What equipment are you, they going to use?

Are you:they going to charge us much for 2 inches as they do for 12 inches or you/ they want a seasonal bid or per push?

Ps If I missed it what state, city and elevation is this located in & what’s the average snowfall?


----------



## BossPlow2010 (Sep 29, 2010)

Hydromaster said:


> What equipment are you, they going to use?
> 
> Are you:they going to charge us much for 2 inches as they do for 12 inches or you/ they want a seasonal bid or per push?
> 
> Ps If I missed it what state, city and elevation is this located in & what's the average snowfall?


Guys location says misery, pretty sure when they get snow there it just about shuts everything down.
I guess that wouldn't represent the whole state, but my guess, being February, they don't see much of it


----------



## EWSplow (Dec 4, 2012)

BossPlow2010 said:


> Guys location says misery, pretty sure when they get snow there it just about shuts everything down.
> I guess that wouldn't represent the whole state, but my guess, being February, they don't see much of it


Geography 101; the state of Missouri goes further north than Decatur IL. There are are members from there and I believe they get snow.


----------



## jonniesmooth (Dec 5, 2008)

$100 minimum
+$50 if 4" ish
+100 if 6"ish
+$125 if 8" ish
+$150 if 10" ish
Salt would be 2.5X cost of material applied


----------



## Mark Oomkes (Dec 10, 2000)

EWSplow said:


> Geography 101; the state of Missouri goes further north than Decatur IL. There are are members from there and I believe they get snow.

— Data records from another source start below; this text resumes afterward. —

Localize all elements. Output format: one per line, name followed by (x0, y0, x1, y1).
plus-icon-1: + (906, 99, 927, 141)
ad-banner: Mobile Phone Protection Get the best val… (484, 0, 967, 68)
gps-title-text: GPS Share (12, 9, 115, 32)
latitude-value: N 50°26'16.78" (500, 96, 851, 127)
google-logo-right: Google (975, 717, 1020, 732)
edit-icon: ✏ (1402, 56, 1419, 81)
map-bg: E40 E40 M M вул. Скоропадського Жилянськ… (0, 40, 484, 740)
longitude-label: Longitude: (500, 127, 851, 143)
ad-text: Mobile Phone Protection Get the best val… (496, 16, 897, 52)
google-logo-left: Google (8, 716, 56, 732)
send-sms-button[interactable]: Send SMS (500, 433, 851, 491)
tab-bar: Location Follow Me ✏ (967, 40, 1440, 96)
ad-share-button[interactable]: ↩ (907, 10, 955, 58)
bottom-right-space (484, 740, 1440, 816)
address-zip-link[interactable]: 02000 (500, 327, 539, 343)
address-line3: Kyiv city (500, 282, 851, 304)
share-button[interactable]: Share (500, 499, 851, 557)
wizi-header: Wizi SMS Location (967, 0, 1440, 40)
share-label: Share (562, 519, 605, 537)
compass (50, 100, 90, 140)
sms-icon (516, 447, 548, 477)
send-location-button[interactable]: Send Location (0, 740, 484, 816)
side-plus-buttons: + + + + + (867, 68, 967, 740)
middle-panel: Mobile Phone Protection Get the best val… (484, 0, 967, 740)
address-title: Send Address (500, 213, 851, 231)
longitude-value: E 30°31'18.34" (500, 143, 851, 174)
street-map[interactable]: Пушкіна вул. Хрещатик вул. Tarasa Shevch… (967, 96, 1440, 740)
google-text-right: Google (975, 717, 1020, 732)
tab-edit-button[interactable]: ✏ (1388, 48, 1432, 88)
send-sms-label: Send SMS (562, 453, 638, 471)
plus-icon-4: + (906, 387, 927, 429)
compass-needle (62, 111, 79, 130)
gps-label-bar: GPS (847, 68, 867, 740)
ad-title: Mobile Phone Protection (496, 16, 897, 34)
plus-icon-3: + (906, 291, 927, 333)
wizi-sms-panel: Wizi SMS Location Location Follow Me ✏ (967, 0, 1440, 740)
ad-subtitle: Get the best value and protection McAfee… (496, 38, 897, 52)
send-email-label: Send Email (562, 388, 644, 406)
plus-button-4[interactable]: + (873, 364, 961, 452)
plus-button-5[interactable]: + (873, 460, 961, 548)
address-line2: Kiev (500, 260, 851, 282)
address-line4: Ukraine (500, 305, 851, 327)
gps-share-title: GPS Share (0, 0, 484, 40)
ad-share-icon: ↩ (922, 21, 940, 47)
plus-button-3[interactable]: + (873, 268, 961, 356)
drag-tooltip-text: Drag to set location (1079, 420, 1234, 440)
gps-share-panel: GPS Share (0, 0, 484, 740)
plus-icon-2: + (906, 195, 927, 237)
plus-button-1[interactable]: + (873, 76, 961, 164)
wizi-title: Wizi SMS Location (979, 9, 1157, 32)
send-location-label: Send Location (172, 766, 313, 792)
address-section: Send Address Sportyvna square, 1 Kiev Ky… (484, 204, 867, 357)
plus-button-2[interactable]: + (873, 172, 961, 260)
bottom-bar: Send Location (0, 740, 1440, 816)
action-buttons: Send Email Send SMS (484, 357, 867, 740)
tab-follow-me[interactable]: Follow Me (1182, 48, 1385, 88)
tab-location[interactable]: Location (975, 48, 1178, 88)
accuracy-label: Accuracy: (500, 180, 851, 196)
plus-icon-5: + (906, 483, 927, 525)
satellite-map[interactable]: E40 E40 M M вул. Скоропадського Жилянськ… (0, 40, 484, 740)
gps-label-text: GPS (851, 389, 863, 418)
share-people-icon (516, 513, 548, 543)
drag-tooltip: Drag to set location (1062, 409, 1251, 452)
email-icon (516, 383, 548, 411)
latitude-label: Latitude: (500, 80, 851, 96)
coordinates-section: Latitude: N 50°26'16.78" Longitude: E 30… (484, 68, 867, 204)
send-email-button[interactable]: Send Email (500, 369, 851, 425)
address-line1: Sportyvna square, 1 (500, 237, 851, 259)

Whatever happened antlerartwhatever?

https://www.plowsite.com/members/antlerart06.54668/
Those were good times...he'd put 2 pieces of equipment in a half acre lot so he could get done faster...


----------



## BossPlow2010 (Sep 29, 2010)

EWSplow said:


> Geography 101; the state of Missouri goes further north than Decatur IL. There are are members from there and I believe they get snow.


That's nice.
But we still don't know how much it costs to plow a half mile of road in misery...


----------



## racer47 (Feb 24, 2011)

i do 1 . 2 cars wide ,steep hill ,you have to stay on top of it ,mine is on my discretion .... temps make all the difference in the world. freezing rain .pre salt . sleet salt , snow salt , 1 inch snow plow salt, i charge 100 to plow 100 to salt ,if you don't stay on top of it you will end up in ditch .or not be able to get up hill .i have did it for over 20 years .don't sell yourself short on it , I'm only 2 miles from rd. so very easy for me to no what's going on on that job their are about 25 nice homes on it and they depend on me to do what ever is necessary to keep rd. open . i would think i could charge more . ((((main thing is make sure it is on your discretion )))) or walk away


----------